Pasal 4 ayat (3) huruf h UU PPh memberikan fasilitas kepada dana pensiun yang telah
disahkan Menteri Keuanga n di mana atas penghasilan-penghasilan tertentu
yang ditentukan dalam Keputusan Menteri Keuangan tidak dikenalan Pajak
Penghasilan.Berdasarkan Keputusan Menteri Keuangan Nomor 651/KMK.04/1994
Tentang Bidang Penanaman Modal Tertentu Yang Memberikan Penghasilan Kepada Dana
Pensiun Yang Tidak Termasuk Sebagai Objek Pajak Penghasilan, penghasilan dana
pensiun yang dikecualikan sebagai objek pajak di antaranya adalah bunga dan diskonto
dari deposito, sertifikat deposito, dan tabungan, pada bank di Indonesia, serta Sertifikat
Bank Indonesia. Juga dikecualikan sebagai objek pajak bagi dana pensiun ini adalah
bunga dari obligasi yang diperdagangkan di pasar modal di Indonesia.

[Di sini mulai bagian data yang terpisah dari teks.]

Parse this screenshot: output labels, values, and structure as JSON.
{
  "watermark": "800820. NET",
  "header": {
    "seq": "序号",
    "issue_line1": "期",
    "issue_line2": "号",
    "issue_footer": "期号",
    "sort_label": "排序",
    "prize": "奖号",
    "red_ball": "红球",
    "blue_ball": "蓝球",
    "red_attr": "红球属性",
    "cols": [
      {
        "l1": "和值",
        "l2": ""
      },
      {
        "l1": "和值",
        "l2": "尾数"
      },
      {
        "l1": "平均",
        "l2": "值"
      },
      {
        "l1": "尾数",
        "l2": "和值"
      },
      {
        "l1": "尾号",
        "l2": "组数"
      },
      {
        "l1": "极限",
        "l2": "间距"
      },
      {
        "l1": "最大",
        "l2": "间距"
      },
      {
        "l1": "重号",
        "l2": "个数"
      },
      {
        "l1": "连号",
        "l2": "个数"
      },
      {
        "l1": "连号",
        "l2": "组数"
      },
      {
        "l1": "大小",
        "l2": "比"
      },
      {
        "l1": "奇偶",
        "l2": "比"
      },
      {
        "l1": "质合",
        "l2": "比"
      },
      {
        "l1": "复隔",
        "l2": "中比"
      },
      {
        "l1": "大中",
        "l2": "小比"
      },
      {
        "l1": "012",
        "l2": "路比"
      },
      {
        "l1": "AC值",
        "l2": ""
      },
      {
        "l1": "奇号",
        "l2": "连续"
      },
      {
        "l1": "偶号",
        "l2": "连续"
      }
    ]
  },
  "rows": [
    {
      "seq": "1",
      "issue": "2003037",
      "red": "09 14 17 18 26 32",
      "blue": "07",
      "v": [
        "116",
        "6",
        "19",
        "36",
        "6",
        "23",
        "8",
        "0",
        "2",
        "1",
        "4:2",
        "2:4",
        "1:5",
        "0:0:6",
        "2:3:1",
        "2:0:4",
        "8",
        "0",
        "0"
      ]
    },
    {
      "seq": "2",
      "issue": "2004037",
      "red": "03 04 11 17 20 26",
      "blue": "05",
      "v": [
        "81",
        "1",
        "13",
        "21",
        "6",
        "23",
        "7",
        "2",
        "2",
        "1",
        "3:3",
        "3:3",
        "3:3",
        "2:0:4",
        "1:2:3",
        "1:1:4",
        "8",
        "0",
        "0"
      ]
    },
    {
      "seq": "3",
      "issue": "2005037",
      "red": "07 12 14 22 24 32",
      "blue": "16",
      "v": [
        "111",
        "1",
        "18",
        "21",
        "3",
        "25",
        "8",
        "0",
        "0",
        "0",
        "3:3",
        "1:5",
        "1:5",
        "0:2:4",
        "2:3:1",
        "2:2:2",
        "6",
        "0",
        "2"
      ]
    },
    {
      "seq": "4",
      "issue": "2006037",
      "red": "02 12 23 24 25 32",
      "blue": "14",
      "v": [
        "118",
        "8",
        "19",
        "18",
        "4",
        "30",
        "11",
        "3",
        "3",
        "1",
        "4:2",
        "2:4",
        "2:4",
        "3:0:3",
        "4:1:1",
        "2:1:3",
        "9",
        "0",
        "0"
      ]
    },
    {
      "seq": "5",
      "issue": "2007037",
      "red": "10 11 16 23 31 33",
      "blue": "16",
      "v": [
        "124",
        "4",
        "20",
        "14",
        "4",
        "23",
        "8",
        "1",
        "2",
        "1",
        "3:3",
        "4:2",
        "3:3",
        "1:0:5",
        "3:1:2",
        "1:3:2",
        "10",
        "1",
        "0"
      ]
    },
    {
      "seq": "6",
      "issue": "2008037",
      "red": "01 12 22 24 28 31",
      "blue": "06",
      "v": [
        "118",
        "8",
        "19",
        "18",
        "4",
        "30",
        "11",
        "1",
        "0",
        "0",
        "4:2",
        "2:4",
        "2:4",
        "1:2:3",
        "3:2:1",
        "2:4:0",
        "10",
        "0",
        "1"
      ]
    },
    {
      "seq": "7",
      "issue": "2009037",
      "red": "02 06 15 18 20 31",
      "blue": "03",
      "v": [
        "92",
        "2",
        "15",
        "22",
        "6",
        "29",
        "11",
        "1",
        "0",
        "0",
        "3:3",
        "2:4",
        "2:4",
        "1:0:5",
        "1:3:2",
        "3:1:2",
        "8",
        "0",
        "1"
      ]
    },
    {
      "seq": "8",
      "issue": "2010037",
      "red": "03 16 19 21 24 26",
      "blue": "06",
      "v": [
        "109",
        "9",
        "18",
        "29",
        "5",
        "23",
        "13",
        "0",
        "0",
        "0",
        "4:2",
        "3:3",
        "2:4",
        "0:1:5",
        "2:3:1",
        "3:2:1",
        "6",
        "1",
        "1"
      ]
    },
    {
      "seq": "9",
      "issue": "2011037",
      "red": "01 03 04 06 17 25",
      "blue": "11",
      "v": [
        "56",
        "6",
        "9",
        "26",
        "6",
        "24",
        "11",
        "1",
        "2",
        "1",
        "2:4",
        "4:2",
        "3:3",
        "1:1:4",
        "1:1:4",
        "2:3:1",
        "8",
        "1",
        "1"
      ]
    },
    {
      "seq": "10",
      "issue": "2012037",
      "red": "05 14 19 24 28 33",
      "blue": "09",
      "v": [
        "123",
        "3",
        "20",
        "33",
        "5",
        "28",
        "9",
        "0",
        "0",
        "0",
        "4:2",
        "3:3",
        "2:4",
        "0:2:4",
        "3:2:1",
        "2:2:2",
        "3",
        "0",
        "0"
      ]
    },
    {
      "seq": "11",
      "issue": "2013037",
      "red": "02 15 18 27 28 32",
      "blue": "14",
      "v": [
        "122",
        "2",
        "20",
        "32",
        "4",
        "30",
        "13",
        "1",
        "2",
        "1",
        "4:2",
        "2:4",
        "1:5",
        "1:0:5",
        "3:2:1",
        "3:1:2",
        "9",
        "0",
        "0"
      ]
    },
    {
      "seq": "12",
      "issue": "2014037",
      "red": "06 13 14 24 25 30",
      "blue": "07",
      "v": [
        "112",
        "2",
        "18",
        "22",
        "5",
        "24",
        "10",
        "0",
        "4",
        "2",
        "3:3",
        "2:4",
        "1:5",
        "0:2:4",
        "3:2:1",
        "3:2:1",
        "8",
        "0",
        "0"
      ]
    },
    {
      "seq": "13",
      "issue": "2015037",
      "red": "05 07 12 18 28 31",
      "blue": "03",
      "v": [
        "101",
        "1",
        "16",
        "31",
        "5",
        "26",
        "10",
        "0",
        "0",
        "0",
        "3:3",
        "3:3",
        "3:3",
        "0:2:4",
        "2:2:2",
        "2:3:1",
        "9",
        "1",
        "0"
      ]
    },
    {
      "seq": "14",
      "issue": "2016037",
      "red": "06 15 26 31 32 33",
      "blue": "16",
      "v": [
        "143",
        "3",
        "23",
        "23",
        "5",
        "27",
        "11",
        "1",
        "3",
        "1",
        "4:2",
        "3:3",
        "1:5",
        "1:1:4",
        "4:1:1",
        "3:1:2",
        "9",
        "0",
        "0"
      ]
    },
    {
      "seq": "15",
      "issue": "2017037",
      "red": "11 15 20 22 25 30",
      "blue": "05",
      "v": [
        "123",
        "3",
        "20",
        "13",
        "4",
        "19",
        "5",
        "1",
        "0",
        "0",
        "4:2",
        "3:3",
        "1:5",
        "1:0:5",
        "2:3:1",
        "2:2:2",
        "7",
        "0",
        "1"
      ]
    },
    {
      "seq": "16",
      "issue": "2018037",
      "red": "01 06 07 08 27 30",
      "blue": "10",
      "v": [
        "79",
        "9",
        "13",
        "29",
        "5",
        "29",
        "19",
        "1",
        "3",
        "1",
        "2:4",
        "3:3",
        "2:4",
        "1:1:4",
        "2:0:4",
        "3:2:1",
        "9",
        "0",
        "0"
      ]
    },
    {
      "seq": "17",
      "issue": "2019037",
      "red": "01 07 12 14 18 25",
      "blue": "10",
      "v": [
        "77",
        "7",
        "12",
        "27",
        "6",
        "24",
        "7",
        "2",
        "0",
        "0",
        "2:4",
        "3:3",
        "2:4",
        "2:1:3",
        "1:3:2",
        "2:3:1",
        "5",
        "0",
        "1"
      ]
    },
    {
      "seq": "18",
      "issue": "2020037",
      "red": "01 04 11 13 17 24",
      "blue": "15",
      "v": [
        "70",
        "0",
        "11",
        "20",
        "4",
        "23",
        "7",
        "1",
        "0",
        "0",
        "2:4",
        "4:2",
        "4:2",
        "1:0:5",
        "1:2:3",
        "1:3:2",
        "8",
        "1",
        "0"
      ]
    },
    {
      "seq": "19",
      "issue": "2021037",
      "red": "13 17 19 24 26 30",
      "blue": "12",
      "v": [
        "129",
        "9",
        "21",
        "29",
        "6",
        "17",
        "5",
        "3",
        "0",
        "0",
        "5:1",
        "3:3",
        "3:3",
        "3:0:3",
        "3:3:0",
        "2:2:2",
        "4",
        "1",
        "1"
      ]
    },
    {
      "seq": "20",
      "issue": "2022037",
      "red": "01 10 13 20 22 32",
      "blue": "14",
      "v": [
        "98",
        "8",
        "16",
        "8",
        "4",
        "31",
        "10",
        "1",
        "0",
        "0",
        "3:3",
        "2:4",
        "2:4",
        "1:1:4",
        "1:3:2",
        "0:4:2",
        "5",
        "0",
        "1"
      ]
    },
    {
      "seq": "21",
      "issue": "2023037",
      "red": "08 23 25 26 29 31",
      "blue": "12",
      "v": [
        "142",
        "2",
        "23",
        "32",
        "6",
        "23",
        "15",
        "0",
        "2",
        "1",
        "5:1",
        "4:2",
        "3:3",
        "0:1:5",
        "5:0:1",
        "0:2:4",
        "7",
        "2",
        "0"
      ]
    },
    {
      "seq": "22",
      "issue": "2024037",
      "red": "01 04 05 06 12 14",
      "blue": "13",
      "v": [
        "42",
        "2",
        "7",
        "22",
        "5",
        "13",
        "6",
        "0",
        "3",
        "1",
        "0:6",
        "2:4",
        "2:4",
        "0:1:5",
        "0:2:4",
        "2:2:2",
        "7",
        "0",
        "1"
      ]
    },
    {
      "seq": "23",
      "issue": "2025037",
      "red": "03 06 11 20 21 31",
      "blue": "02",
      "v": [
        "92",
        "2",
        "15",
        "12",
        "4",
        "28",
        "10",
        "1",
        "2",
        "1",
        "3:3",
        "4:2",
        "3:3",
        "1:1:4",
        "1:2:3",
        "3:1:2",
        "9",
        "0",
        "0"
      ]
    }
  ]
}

3. Berikut ini adalah contoh perhitungan PPh terutang:

Brojabro adalah karyawan perusahaan yang masih lajang. Dia memiliki penghasilan senilai
Rp 6.000.000 per bulan, atau Rp 72.000.000 per tahun. Status lajang Brojabro membuatnya
mendapat Penghasilan Tidak Kena Pajak sejumlah Rp 54.000.000 per tahun. Ini berarti
penghasilan kena pajak Brojabro dihitung dari selisih antara gaji/pendapatan per tahun dan
PTKP, yaitu Rp 72.000.000 – Rp 54.000.000 = Rp 18.000.000.

Karena penghasilan Brojabro dalam setahun adalah Rp 72.000.000, maka perhitungan


tarifnya menggunakan persentase 15%. Jumlah pajak penghasilan yang harus dibayar dalam
setahun adalah 15/100 x Rp18.000.000 = Rp 2.700.000. Ini berarti jumlah uang yang menjadi
potongan pajak Brojabro adalah Rp 225.000 per bulan.